Teaching staff detail
稲川 有徳

応用化学コース

稲川 有徳准教授

Inagawa Arinori

研究のテーマ

相分離により生じるマイクロ・ナノ構造を利用した新規分離計測法の開発

研究内容

ジュースを冷凍庫に入れるとシャーベット状になります。これは、凍ることで純粋な氷結晶と糖類などの溶質が濃縮された溶液が分離する(相分離)するためです。溶質の濃度が低い水溶液を凍結すると、見た目は氷でもその中にはマイクロメートルサイズの濃縮溶液が無数に存在します。
私たちの研究グループは、この濃縮溶液を利用して新しい分離のコンセプトを提唱しています。

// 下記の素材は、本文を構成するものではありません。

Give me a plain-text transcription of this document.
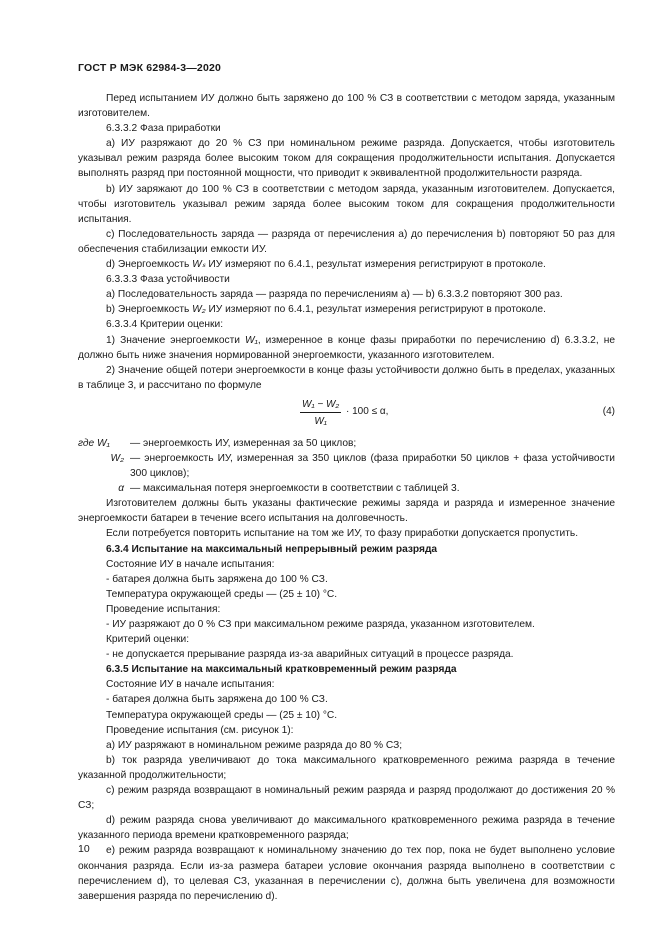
ГОСТ Р МЭК 62984-3—2020

Перед испытанием ИУ должно быть заряжено до 100 % СЗ в соответствии с методом заряда, указанным изготовителем.

6.3.3.2 Фаза приработки

а) ИУ разряжают до 20 % СЗ при номинальном режиме разряда. Допускается, чтобы изготовитель указывал режим разряда более высоким током для сокращения продолжительности испытания. Допускается выполнять разряд при постоянной мощности, что приводит к эквивалентной продолжительности разряда.

b) ИУ заряжают до 100 % СЗ в соответствии с методом заряда, указанным изготовителем. Допускается, чтобы изготовитель указывал режим заряда более высоким током для сокращения продолжительности испытания.

с) Последовательность заряда — разряда от перечисления а) до перечисления b) повторяют 50 раз для обеспечения стабилизации емкости ИУ.

d) Энергоемкость Wₛ ИУ измеряют по 6.4.1, результат измерения регистрируют в протоколе.

6.3.3.3 Фаза устойчивости

а) Последовательность заряда — разряда по перечислениям а) — b) 6.3.3.2 повторяют 300 раз.

b) Энергоемкость W₂ ИУ измеряют по 6.4.1, результат измерения регистрируют в протоколе.

6.3.3.4 Критерии оценки:

1) Значение энергоемкости W₁, измеренное в конце фазы приработки по перечислению d) 6.3.3.2, не должно быть ниже значения нормированной энергоемкости, указанного изготовителем.

2) Значение общей потери энергоемкости в конце фазы устойчивости должно быть в пределах, указанных в таблице 3, и рассчитано по формуле

$\frac{\text{W₁ − W₂}}{\text{W₁}} \cdot 100 \le \alpha$,	(4)
где W₁	— энергоемкость ИУ, измеренная за 50 циклов;
W₂ — энергоемкость ИУ, измеренная за 350 циклов (фаза приработки 50 циклов + фаза устойчивости 300 циклов);
α — максимальная потеря энергоемкости в соответствии с таблицей 3.

Изготовителем должны быть указаны фактические режимы заряда и разряда и измеренное значение энергоемкости батареи в течение всего испытания на долговечность.

Если потребуется повторить испытание на том же ИУ, то фазу приработки допускается пропустить.

6.3.4 Испытание на максимальный непрерывный режим разряда

Состояние ИУ в начале испытания:

- батарея должна быть заряжена до 100 % СЗ.

Температура окружающей среды — (25 ± 10) °С.

Проведение испытания:

- ИУ разряжают до 0 % СЗ при максимальном режиме разряда, указанном изготовителем.

Критерий оценки:

- не допускается прерывание разряда из-за аварийных ситуаций в процессе разряда.

6.3.5 Испытание на максимальный кратковременный режим разряда

Состояние ИУ в начале испытания:

- батарея должна быть заряжена до 100 % СЗ.

Температура окружающей среды — (25 ± 10) °С.

Проведение испытания (см. рисунок 1):

а) ИУ разряжают в номинальном режиме разряда до 80 % СЗ;

b) ток разряда увеличивают до тока максимального кратковременного режима разряда в течение указанной продолжительности;

с) режим разряда возвращают в номинальный режим разряда и разряд продолжают до достижения 20 % СЗ;

d) режим разряда снова увеличивают до максимального кратковременного режима разряда в течение указанного периода времени кратковременного разряда;

е) режим разряда возвращают к номинальному значению до тех пор, пока не будет выполнено условие окончания разряда. Если из-за размера батареи условие окончания разряда выполнено в соответствии с перечислением d), то целевая СЗ, указанная в перечислении с), должна быть увеличена для возможности завершения разряда по перечислению d).

10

この濃縮溶液の体積は温度によって制御することができます。例えば、温度を上 げると溶液の周りの氷が解けて体積が大きくなります。温度を下げるとその逆の現象が起こります。このように温度変化により体積が変わる濃縮溶液をサイズ可変なマイクロチャネルとして用いることで、大きさの異なるマイクロ粒子や細胞を分けたり、DNAの形状を分析したりする手法を開発しました。それと同時に、濃縮溶液や氷/濃縮溶液界面の物性の計測を行ったりしています。
これにより、氷床や雪の中での化学物質の動態を解明でき、環境中での化学物質 の循環過程を解明することにつながると考えます。